Que ne m’a-t-il écouté en mars, nous aurions tous gagné sept mois… Les Français, surtout, car, après plus d’un an à l’Intérieur, il nous dit que la situation s’est « très dégradée ». La faute à qui? Et le voilà qui part en déclarant qu’il « craint » que « demain, on vive face à face ».
Il estime que, pour le moment, on vit « côte à côte »…
Donc il reconnaît que le « vivre ensemble », c’est du pipeau. La réalité, c’est en effet qu’on vit déjà les uns à côté des autres. On se côtoie – le moins possible –, on se supporte – de moins en moins –, et on sait que ça se terminera comme dans les westerns: c’est le premier qui dégainera et qui saura viser qui s’en sortira.
Au printemps, une vidéo a tourné en boucle : on y voyait des tirs de kalachnikov dans la cité de la Busserine, dans les quartiers nord de Marseille, et des policiers mis en joue. La violence s’accroît rudement chez vous.
Cette fusillade en plein jour a épouvanté les médias parisiens, mais moi qui étais maire de ce secteur et en reste l’élu, ça ne m’a pas surpris. Quand ça ne tire pas à la Busserine, ça tire à la Paternelle ou ailleurs. Mais quand il n’y a pas d’images, on ne s’en émeut pas! L’État a démissionné, et, la nature ayant horreur du vide, il a laissé la place à tous les trafics, à toutes les démarches de sécession. Le trafic de drogue a pris possession de dizaines de cités. Je parle bien de dizaines et je n’exagère pas: avant de quitter Marseille, un peu comme Collomb quittant la place Beauvau, le procureur Dallest nous a confié, mais peut-être devrais-je dire avoué, qu’il y avait au moins une quarantaine de cités marseillaises où le trafic de drogue régnait en maître.
Et on ne fait rien?
L’État recule, quand il ne se met pas à plat ventre. Un policier me disait récemment: « Vous savez, on aimerait venir dans les quartiers nord, mais nous avons consigne de ne pas le faire. » Mi septembre, un équipage est tout de même entré dans la cité des Lauriers, une cité qui bénéficie de la politique de la ville, où on a cassé des tours, où on a ouvert des voies, où on est en train de faire un terrain de foot de luxe, bref, où l’argent public coule à fots.
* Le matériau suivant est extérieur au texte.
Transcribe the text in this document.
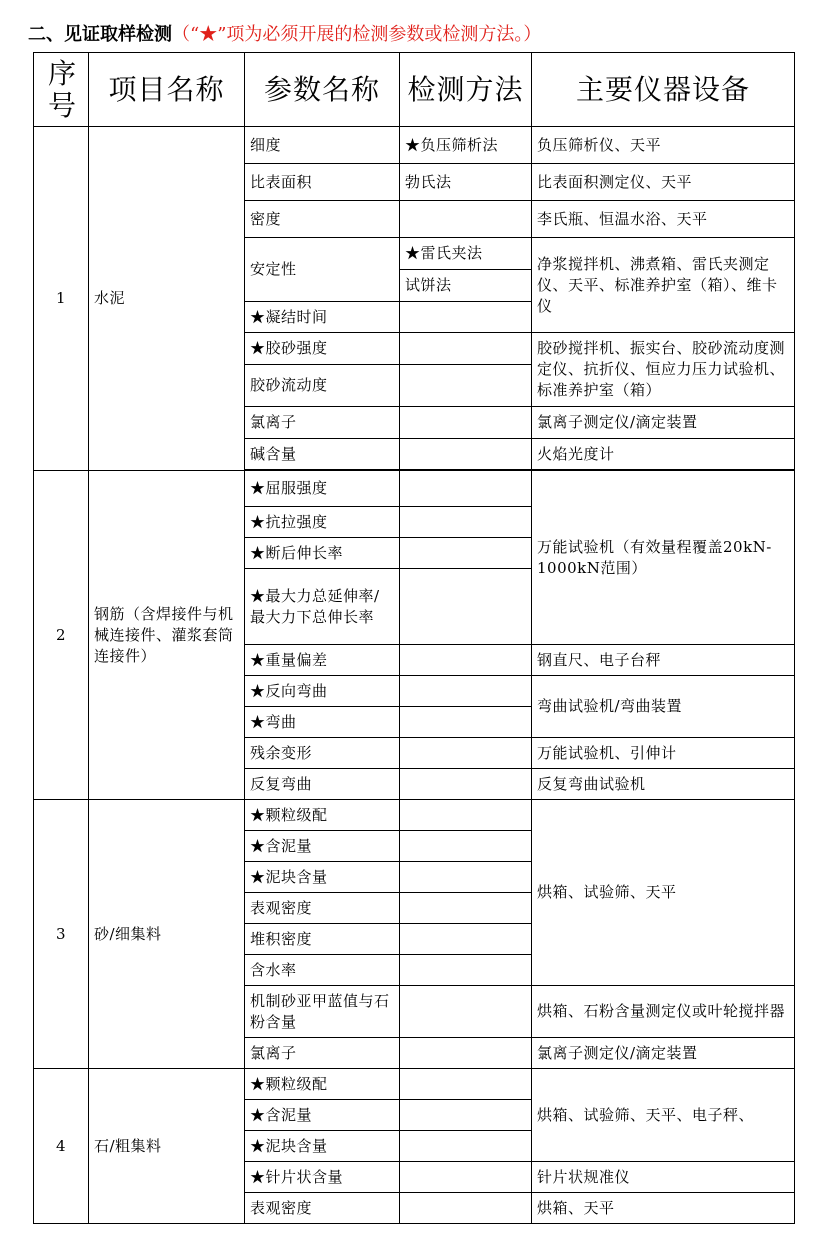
二、见证取样检测（“★”项为必须开展的检测参数或检测方法。）
序号	项目名称	参数名称	检测方法	主要仪器设备
1	水泥	细度	★负压筛析法	负压筛析仪、天平
		比表面积	勃氏法	比表面积测定仪、天平
		密度		李氏瓶、恒温水浴、天平
		安定性	★雷氏夹法	净浆搅拌机、沸煮箱、雷氏夹测定仪、天平、标准养护室（箱）、维卡仪
			试饼法	
		★凝结时间		
		★胶砂强度		胶砂搅拌机、振实台、胶砂流动度测定仪、抗折仪、恒应力压力试验机、标准养护室（箱）
		胶砂流动度		
		氯离子		氯离子测定仪/滴定装置
		碱含量		火焰光度计

2	钢筋（含焊接件与机械连接件、灌浆套筒连接件）	★屈服强度		万能试验机（有效量程覆盖20kN-1000kN范围）
		★抗拉强度		
		★断后伸长率		
		★最大力总延伸率/最大力下总伸长率		
		★重量偏差		钢直尺、电子台秤
		★反向弯曲		弯曲试验机/弯曲装置
		★弯曲		
		残余变形		万能试验机、引伸计
		反复弯曲		反复弯曲试验机
3	砂/细集料	★颗粒级配		烘箱、试验筛、天平
		★含泥量		
		★泥块含量		
		表观密度		
		堆积密度		
		含水率		
		机制砂亚甲蓝值与石粉含量		烘箱、石粉含量测定仪或叶轮搅拌器
		氯离子		氯离子测定仪/滴定装置
4	石/粗集料	★颗粒级配		烘箱、试验筛、天平、电子秤、
		★含泥量		
		★泥块含量		
		★针片状含量		针片状规准仪
		表观密度		烘箱、天平
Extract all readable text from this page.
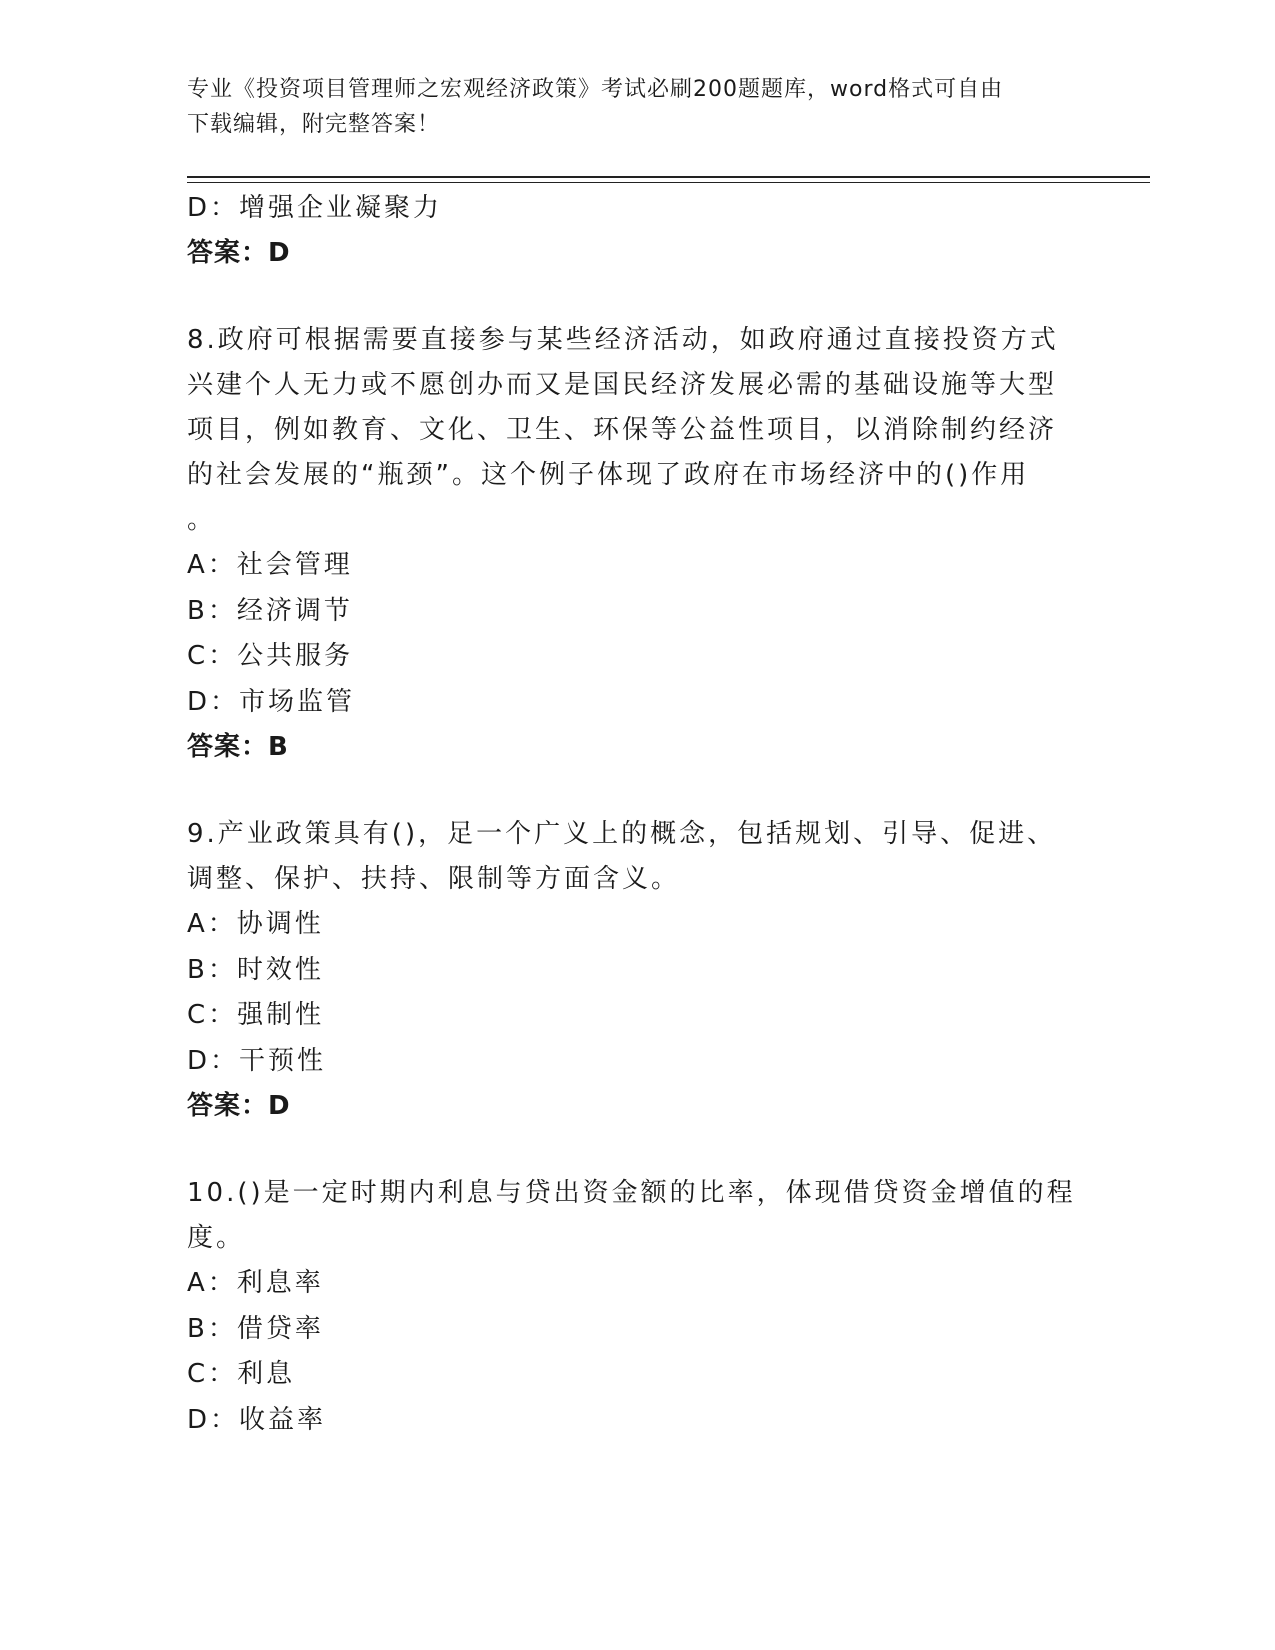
专业《投资项目管理师之宏观经济政策》考试必刷200题题库，word格式可自由
下载编辑，附完整答案！
D：增强企业凝聚力
答案：D
8.政府可根据需要直接参与某些经济活动，如政府通过直接投资方式
兴建个人无力或不愿创办而又是国民经济发展必需的基础设施等大型
项目，例如教育、文化、卫生、环保等公益性项目，以消除制约经济
的社会发展的“瓶颈”。这个例子体现了政府在市场经济中的()作用
。
A：社会管理
B：经济调节
C：公共服务
D：市场监管
答案：B
9.产业政策具有()，足一个广义上的概念，包括规划、引导、促进、
调整、保护、扶持、限制等方面含义。
A：协调性
B：时效性
C：强制性
D：干预性
答案：D
10.()是一定时期内利息与贷出资金额的比率，体现借贷资金增值的程
度。
A：利息率
B：借贷率
C：利息
D：收益率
Les policiers ont été pris à partie par une quarantaine de crapules. L’un des policiers m’a dit: « On s’est vu mourir ». Ils n’ont dû leur salut qu’à leur sang-froid. Ils ont eu la présence d’esprit de tirer en l’air pour se dégager. Imaginez s’ils avaient tiré à l’horizontale plutôt qu’à la verticale ! Quand ils arrivent à arrêter quelques dealers dans une situation dangereuse, on leur dit qu’ils n’ont pas été missionnés pour cela. Que si ça avait « dérapé », ils en auraient porté la responsabilité ! Leur hiérarchie les soutient comme la corde soutient le pendu.
« Vous savez, on aimerait venir dans les quartiers nord, mais nous avons consigne de ne pas le faire. » Un policier marseillais
Alors que faut-il faire ?
Comme dirait Yann Moix: avoir des couilles. Je parle des politiques, pas des policiers bien sûr, qui n’attendent que les ordres pour agir. Il faut mettre en place le face-à-face avec les crapules. Il faut aller au carton ! De façon républicaine, bien sûr, mais avec détermination. Il faut aller chercher les crapules, et, pour cela, il faut donner aux policiers les moyens humains et matériels de le faire, avoir la volonté de condamner les criminels et celle de les incarcérer dans des prisons, où, faut-il le préciser, ce ne sont pas eux qui feront la loi. Parce qu’aux Baumettes, que je connais bien, ils font régner la terreur.
L’appel à une « vision d’ensemble pour récréer de la mixité sociale » qu’évoque encore ce matin Gérard Collomb, vous n’y croyez pas?
Arrêtons de parler de « mixité sociale » quand il s’agit bien évidemment de « mixité ethnique »! Encore qu’on en est arrivé au point où, si c’est vraiment cela que l’on veut, il va falloir faire revenir des « Souchiens », comme on dit, tellement la population provençale a été remplacée ! Pourtant, ils ont été patients et tolérants, ils ont fait de la place. Et qu’ont-ils récolté en échange, si ce n’est le communautarisme et un certain racisme anti-Blancs? Alors, ils ont quitté Marseille.
Là, vous exagérez…
Mais venez voir! Depuis mon enfance, j’ai vu les Marseillais partir des cités, puis des quartiers, puis d’arrondissements entiers, laissant toujours plus de place à cette déferlante migratoire qui est une immigration de remplacement et qui accapare tout l’espace.
https://twitter.com/Stephane_Ravier/status/1057618644216221697
Personne ne les a obligés à partir, si ?
Vous croyez? En 2014, tout juste élu maire du VIIe secteur, j’assiste à ma première réunion sur la rénovation urbaine. Il y a le préfet de région, la préfète déléguée à l’égalité des chances, l’adjointe de Gaudin à la politique de la ville, les bailleurs, les techniciens. À l’ordre du jour, la rénovation d’une cité. Le préfet prend la parole et déclare : « Nous avons découvert une organisation clanique. Les gitans ont chassé les Maghrébins ». Moi qui étais novice, je me suis dit qu’ils s’étaient entendus pour me bizuter, que c’était « Surprise sur prise », que Marcel Béliveau allait surgir! Pas du tout. Le préfet continue : « Nous avons rencontré le chef des gitans, il est d’accord pour faire venir des familles venues de l’extérieur, à condition qu’elles soient gitanes ». J’attendais qu’il nous présente des mesures pour briser ce système racialiste, j’attends encore.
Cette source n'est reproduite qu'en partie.